PapersFlow's Research Agent uses searchPapers and citationGraph to map S100-RAGE-cancer links from Sinha et al. (2008), revealing 700+ citations to myeloid suppressor papers. exaSearch uncovers niche reviews on S100A8/A9 in tumors, while findSimilarPapers expands from Sparvero et al. (2009) to 615-cited inflammation studies.

Analyze & Verify

Analysis Agent employs readPaperContent on Zamanian et al. (2012) to extract S100 expression in astrogliosis, then verifyResponse with CoVe checks claims against 2377 citations. runPythonAnalysis processes gene expression data via pandas for S100 upregulation stats in cancer datasets, with GRADE scoring evidence strength for therapeutic claims.

Synthesize & Write

Synthesis Agent detects gaps in S100 therapeutic targeting post-Schaefer (2014), flagging contradictions in RAGE roles. Writing Agent uses latexEditText and latexSyncCitations to draft reviews citing Donato (2003), with latexCompile generating figures and exportMermaid visualizing signaling pathways.

Use Cases

"Analyze S100A8/A9 expression data from cancer genomics datasets"

Research Agent → searchPapers('S100A8 cancer genomics') → Analysis Agent → runPythonAnalysis(pandas on Zamanian et al. 2012 data) → matplotlib heatmaps of upregulation in tumors.

"Write a LaTeX review on S100-RAGE in metastasis"

Synthesis Agent → gap detection on Sparvero et al. (2009) → Writing Agent → latexEditText(structured sections) → latexSyncCitations(10 papers) → latexCompile(PDF with diagrams).

"Find code for S100 protein interaction simulations"

Research Agent → paperExtractUrls(Santamaria-Kisiel et al. 2006) → Code Discovery → paperFindGithubRepo → githubRepoInspect → exportPython scripts for calcium-binding models.

Automated Workflows

Deep Research workflow scans 50+ S100 papers via citationGraph from Sinha et al. (2008), producing structured reports on cancer progression roles with GRADE scores. DeepScan applies 7-step verification to Wang et al. (2018) claims on inflammation, checkpointing RAGE interactions. Theorizer generates hypotheses on S100A4 metastasis from Donato (2003) and Sparvero (2009) patterns.

Try Doxa for S100 Proteins in Cancer Progression Research

Frequently Asked Questions

What defines S100 proteins in cancer progression?

S100 proteins act as extracellular DAMPs promoting inflammation, myeloid suppressor cell accumulation, and metastasis via RAGE and TLRs (Sinha et al., 2008; Sparvero et al., 2009).

What are key methods studying S100 in tumors?

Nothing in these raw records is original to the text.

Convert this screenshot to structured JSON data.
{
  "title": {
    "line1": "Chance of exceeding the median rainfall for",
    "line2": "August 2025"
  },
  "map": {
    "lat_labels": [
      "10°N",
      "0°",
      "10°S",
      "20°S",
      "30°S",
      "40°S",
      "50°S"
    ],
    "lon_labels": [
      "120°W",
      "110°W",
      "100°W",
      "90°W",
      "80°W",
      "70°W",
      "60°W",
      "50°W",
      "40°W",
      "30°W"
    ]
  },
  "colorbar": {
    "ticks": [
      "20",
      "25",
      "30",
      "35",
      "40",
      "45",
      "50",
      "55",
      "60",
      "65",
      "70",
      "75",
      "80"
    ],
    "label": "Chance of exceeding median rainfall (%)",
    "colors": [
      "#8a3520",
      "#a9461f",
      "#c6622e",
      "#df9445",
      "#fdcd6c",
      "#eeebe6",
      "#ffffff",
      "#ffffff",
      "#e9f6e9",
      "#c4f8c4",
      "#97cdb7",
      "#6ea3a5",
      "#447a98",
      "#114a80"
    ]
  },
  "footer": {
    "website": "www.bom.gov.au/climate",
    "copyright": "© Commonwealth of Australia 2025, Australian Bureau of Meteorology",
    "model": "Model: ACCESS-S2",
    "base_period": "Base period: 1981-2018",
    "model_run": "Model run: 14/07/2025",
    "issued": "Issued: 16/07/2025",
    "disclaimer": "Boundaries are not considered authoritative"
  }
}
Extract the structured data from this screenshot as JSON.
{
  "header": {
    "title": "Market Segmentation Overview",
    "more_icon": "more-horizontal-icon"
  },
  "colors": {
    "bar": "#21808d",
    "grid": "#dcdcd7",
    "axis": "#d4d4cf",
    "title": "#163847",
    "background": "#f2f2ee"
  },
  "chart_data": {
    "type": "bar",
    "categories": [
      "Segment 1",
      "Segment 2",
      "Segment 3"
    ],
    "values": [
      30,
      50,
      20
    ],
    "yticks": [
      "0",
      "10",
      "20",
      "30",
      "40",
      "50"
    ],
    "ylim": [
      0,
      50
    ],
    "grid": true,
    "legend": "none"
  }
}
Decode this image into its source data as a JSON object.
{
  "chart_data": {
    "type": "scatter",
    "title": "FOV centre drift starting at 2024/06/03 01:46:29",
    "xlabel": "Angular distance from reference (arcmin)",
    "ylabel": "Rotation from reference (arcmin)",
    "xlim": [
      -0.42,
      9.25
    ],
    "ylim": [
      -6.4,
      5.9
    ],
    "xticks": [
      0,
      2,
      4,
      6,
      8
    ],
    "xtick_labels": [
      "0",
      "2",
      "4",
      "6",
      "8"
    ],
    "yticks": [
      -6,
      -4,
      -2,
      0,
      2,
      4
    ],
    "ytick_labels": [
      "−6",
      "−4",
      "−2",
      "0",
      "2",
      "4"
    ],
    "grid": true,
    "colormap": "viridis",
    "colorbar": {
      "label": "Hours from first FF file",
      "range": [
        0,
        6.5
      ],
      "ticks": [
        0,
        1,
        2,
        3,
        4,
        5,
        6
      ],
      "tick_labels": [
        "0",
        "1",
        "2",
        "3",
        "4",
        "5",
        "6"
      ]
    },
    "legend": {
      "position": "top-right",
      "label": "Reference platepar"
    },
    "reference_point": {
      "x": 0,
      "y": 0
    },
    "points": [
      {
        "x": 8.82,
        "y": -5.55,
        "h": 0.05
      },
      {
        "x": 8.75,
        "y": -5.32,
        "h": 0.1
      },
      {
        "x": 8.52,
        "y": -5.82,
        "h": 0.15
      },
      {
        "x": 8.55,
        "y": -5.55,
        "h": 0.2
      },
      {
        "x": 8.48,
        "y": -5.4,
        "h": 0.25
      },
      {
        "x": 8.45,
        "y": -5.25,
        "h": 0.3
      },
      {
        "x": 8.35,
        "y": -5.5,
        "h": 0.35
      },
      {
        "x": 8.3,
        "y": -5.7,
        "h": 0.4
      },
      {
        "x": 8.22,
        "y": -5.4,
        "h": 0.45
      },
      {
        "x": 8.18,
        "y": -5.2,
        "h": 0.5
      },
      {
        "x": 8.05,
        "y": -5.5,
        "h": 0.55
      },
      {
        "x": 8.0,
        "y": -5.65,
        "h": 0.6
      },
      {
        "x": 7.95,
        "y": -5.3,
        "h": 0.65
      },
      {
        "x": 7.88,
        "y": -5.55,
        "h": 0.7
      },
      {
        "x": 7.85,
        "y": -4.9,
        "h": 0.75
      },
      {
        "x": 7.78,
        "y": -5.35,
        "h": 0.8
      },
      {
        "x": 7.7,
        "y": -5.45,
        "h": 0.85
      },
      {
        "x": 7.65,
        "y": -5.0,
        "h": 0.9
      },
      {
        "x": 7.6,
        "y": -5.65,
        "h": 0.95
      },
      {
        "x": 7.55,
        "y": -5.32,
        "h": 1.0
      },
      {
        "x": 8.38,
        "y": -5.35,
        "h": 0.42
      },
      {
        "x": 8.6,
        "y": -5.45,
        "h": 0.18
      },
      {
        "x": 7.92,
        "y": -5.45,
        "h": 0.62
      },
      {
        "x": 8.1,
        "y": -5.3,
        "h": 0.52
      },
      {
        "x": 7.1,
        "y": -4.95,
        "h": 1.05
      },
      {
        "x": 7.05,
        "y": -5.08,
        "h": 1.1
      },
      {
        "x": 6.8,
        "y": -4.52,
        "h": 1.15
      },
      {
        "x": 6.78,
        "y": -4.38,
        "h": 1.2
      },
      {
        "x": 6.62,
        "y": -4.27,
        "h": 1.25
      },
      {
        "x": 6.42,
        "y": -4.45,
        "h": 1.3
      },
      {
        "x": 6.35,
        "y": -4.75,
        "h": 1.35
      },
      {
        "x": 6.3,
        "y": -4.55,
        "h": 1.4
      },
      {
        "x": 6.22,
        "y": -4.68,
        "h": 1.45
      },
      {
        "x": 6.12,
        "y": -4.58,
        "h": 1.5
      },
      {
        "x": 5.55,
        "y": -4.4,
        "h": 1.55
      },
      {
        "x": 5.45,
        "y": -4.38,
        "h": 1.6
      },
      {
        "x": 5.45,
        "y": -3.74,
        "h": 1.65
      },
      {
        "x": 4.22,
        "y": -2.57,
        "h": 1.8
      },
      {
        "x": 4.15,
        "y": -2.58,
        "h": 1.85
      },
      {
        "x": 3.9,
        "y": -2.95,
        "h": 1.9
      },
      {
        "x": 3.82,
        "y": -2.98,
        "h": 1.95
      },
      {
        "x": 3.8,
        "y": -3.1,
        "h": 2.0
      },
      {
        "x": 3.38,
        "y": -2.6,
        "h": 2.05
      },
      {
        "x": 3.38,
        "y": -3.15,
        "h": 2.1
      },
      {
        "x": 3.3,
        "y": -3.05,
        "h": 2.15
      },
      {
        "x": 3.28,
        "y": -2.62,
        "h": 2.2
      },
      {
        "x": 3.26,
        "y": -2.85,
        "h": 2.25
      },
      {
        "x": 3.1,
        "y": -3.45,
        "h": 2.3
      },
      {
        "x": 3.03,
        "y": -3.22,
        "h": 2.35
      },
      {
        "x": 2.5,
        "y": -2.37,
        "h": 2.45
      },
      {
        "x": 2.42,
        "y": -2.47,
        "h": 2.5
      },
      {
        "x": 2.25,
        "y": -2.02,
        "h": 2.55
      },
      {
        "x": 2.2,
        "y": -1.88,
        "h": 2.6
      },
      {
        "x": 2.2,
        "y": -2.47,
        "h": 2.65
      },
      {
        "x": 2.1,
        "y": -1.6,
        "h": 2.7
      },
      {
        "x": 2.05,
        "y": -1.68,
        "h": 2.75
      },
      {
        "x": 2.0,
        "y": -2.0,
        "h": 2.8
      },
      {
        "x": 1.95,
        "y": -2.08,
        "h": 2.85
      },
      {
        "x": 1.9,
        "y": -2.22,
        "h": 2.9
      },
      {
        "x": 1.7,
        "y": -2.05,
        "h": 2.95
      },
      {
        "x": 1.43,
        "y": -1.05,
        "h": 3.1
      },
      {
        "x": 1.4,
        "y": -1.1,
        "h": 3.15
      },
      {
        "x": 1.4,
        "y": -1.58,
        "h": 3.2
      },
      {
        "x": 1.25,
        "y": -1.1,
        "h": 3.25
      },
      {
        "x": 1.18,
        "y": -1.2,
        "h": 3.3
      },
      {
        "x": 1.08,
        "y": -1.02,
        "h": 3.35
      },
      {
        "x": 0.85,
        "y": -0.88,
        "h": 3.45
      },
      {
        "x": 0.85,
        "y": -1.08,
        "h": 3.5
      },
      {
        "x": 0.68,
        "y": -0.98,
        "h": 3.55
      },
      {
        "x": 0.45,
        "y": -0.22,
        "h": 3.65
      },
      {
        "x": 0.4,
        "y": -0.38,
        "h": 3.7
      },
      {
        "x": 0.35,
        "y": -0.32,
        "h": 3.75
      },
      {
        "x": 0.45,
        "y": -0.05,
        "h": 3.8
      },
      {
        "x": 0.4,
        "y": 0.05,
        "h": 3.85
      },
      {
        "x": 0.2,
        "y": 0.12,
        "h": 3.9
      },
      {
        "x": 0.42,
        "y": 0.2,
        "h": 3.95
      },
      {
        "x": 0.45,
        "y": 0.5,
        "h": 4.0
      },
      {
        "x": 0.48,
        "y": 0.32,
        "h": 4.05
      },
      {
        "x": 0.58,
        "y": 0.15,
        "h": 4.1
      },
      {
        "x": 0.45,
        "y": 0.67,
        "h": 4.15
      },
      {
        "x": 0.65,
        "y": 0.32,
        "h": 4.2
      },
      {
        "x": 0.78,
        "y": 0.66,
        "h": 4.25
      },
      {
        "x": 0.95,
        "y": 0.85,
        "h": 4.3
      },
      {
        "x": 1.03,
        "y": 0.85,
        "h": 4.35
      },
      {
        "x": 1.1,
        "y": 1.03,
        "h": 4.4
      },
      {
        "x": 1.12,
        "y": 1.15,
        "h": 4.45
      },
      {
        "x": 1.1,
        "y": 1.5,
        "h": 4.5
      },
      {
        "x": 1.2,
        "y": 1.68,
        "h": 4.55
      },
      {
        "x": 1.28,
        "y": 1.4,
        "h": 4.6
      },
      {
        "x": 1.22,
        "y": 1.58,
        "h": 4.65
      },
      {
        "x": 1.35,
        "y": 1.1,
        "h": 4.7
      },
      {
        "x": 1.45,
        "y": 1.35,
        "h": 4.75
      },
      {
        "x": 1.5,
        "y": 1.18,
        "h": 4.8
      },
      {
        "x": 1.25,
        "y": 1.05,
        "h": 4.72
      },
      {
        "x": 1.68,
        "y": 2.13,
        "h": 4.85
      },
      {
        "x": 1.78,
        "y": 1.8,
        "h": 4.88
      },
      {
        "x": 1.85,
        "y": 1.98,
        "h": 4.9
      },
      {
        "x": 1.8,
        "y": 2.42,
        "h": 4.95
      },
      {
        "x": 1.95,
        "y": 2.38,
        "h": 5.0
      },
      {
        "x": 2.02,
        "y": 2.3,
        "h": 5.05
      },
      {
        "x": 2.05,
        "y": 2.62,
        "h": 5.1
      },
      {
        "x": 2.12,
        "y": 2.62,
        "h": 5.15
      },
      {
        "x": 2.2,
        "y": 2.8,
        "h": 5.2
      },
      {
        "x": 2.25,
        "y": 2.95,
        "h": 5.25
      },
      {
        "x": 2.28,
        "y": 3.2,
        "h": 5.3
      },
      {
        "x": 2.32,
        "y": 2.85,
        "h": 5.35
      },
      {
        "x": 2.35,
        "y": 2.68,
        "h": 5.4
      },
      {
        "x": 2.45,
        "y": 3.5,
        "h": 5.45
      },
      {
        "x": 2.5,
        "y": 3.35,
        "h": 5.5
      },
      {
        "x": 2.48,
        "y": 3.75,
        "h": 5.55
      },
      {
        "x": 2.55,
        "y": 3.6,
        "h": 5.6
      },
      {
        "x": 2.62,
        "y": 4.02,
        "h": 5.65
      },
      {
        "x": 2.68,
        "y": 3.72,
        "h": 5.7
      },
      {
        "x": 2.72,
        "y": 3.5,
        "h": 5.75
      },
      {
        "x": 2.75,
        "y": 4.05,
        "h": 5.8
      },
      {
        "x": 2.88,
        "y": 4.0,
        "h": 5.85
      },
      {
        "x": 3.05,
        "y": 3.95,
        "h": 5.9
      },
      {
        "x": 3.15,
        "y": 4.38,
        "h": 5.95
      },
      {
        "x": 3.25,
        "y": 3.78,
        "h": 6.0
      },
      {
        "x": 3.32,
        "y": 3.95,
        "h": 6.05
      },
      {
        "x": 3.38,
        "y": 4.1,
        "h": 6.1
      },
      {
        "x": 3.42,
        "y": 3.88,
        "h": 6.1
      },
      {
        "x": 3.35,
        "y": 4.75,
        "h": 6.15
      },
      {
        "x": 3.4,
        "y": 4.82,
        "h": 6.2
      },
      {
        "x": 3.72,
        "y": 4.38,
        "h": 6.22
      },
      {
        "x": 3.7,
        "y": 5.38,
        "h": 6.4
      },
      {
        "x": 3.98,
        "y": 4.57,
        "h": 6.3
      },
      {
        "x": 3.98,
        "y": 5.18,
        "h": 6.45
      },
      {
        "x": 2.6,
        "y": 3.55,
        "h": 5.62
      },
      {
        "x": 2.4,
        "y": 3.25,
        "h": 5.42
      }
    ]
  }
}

GeneChip profiling identifies S100 upregulation in reactive states (Zamanian et al., 2012); binding assays reveal calcium-dependent interactions (Santamaria-Kisiel et al., 2006).

What are foundational papers?

Donato (2003, 976 citations) details intracellular/extracellular roles; Sinha et al. (2008, 703 citations) links S100 to tumor immunosuppression; Sparvero et al. (2009, 615 citations) covers RAGE in cancer.

What open problems exist?

Selective inhibition without homeostasis disruption; clarifying S100 isoform specificity in metastasis; validating biomarkers in clinical cohorts (Schaefer, 2014; Wang et al., 2018).